Weeber told CampdenFB there was certainly a drive towards consolidation in the multifamily office space to broaden and deepen the service offering, achieve economies of scale and better serve families.
“It is also important to carve out a core area of expertise and differentiation, such as impact investing, technology, geographic reach or research, for example, Tiedemann has $3.4 billion invested in impact strategies,” Weeber said.
“However, as most business owners will know, increasing scale comes with its own inherent set of challenges. Important in the Sandaire transaction will be to ensure a seamless integration, whilst still remaining true to the core values that its clients initially found attractive.”
Throughout the 2010s, family offices rose in number, scale, and sophistication however, a turning point was identified in 2019 by the Campden Wealth Global Family Office Report, even before the catastrophic coronavirus outbreak. Family offices’ average investment portfolio struggled to meet expectations in nine out of 13 asset classes last year, with the global average portfolio performance sitting at 5.4%.
More than half (55%) of the family office principals surveyed last year before the outbreak believed an economic recession would be entered into by 2020. In readiness for the anticipated downturn, 45% were their realigning their investment strategies to mitigate risk and 12% were cutting or limiting their operational costs.
A fifth of families reduced their borrowing while 42% increased their war chest of cash reserves and/or said they were preparing to capitalise on opportunistic investments (also 42%).

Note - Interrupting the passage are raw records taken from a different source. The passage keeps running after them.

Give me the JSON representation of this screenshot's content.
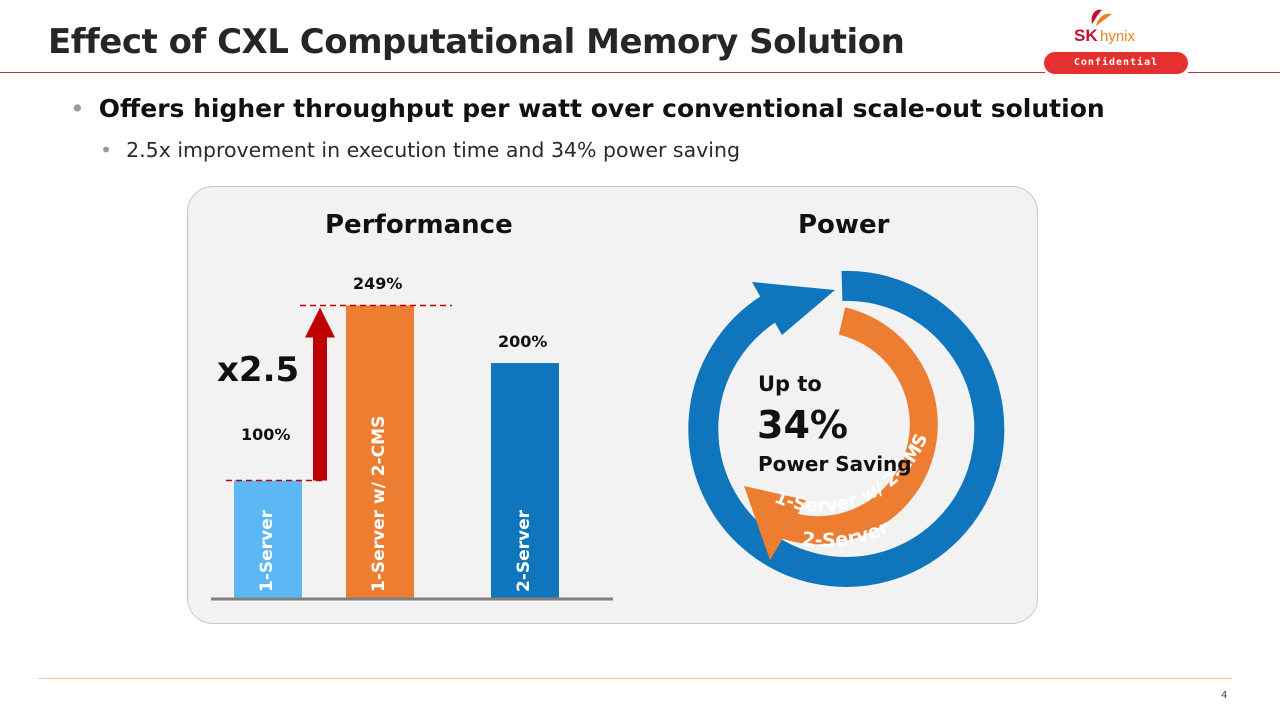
{
  "slide": {
    "title": "Effect of CXL Computational Memory Solution",
    "logo": {
      "brand": "SK",
      "sub": "hynix",
      "badge": "Confidential"
    },
    "bullet_main": "Offers higher throughput per watt over conventional scale-out solution",
    "bullet_sub": "2.5x improvement in execution time and 34% power saving",
    "page_number": "4"
  },
  "performance": {
    "heading": "Performance",
    "multiplier": "x2.5",
    "bars": [
      {
        "label": "1-Server",
        "value_text": "100%",
        "color": "#5bb8f5"
      },
      {
        "label": "1-Server w/ 2-CMS",
        "value_text": "249%",
        "color": "#ed7d31"
      },
      {
        "label": "2-Server",
        "value_text": "200%",
        "color": "#0f75bc"
      }
    ],
    "colors": {
      "arrow": "#c00000",
      "baseline": "#808080"
    }
  },
  "power": {
    "heading": "Power",
    "line1": "Up to",
    "percent": "34%",
    "line3": "Power Saving",
    "outer_ring_label": "2-Server",
    "inner_ring_label": "1-Server w/ 2-CMS",
    "colors": {
      "outer": "#0f75bc",
      "inner": "#ed7d31"
    }
  },
  "chart_data": {
    "type": "bar",
    "title": "Performance",
    "categories": [
      "1-Server",
      "1-Server w/ 2-CMS",
      "2-Server"
    ],
    "values": [
      100,
      249,
      200
    ],
    "ylim": [
      0,
      260
    ],
    "grid": false,
    "annotations": [
      "x2.5"
    ]
  }
}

The Global Family Office Report said the average operating cost for a single family office in 2019 was $5.7 million, up from $5.2 million in 2018. However, the average operating cost for a multifamily office in 2019 was $9.8 million, less than $10.4 million in 2018.
In its full year results in October 2019, losses at Sandaire escalated dramatically to £1.6 million ($2.06 million), up from £145,000 ($187,000) the previous year, as assets in the business slipped and it hired in new talent, reported Citywire.
Assets under management at the firm fell 11.1% through the period, from £1.8 billion ($2.3 billion) in 2019 to £1.6 billion ($2.06 billion) in 2018, following a 6.7% slide in 2017.
Mutually beneficial deals have been made before between families and multifamily offices. In 2018, Caledonia Investments, 48% owned by the UK’s sixth-generation Cayzer family, acquired a notable 37% minority stake for £92 million ($118 million) in Stonehage Fleming, another London-based multifamily office that also traces its origins back six generations.
CampdenFB asked Weeber if the Sandaire deal was a sign of consolidation among family offices under pressure into larger, more powerful entities with a variety of expertise on staff. Or would families always want the dedicated, nimble and discreet deal-making vehicle of their own single family office?
Weeber said the definition of a single family office was as broad as it was varied.
“Internal capabilities diverge greatly. Indeed, the industry dictum is that, ‘If you’ve met one family office, then you’ve met one family office’. Generally though, single family offices have no imperative to grow and are therefore able to make a pragmatic decision about which capabilities to retain in-house, and which to outsource.
“At Tiedemann for example, we serve many single family offices as clients, supporting the core team selectively in areas where they feel they need additional resource or expertise. In essence, creating a SFO/MFO hybrid, where the core SFO team retains discretion, control and flexibility, whilst also benefitting from our scale and expertise.
“Ultimately however, more important than scale is culture, alignment and independence. We are in the business of trust. The ability to sit on the same side of the table as our clients and provide genuinely unconflicted advice is paramount. It is the differentiator that can be imitated, but never fully replicated by larger financial institutions.”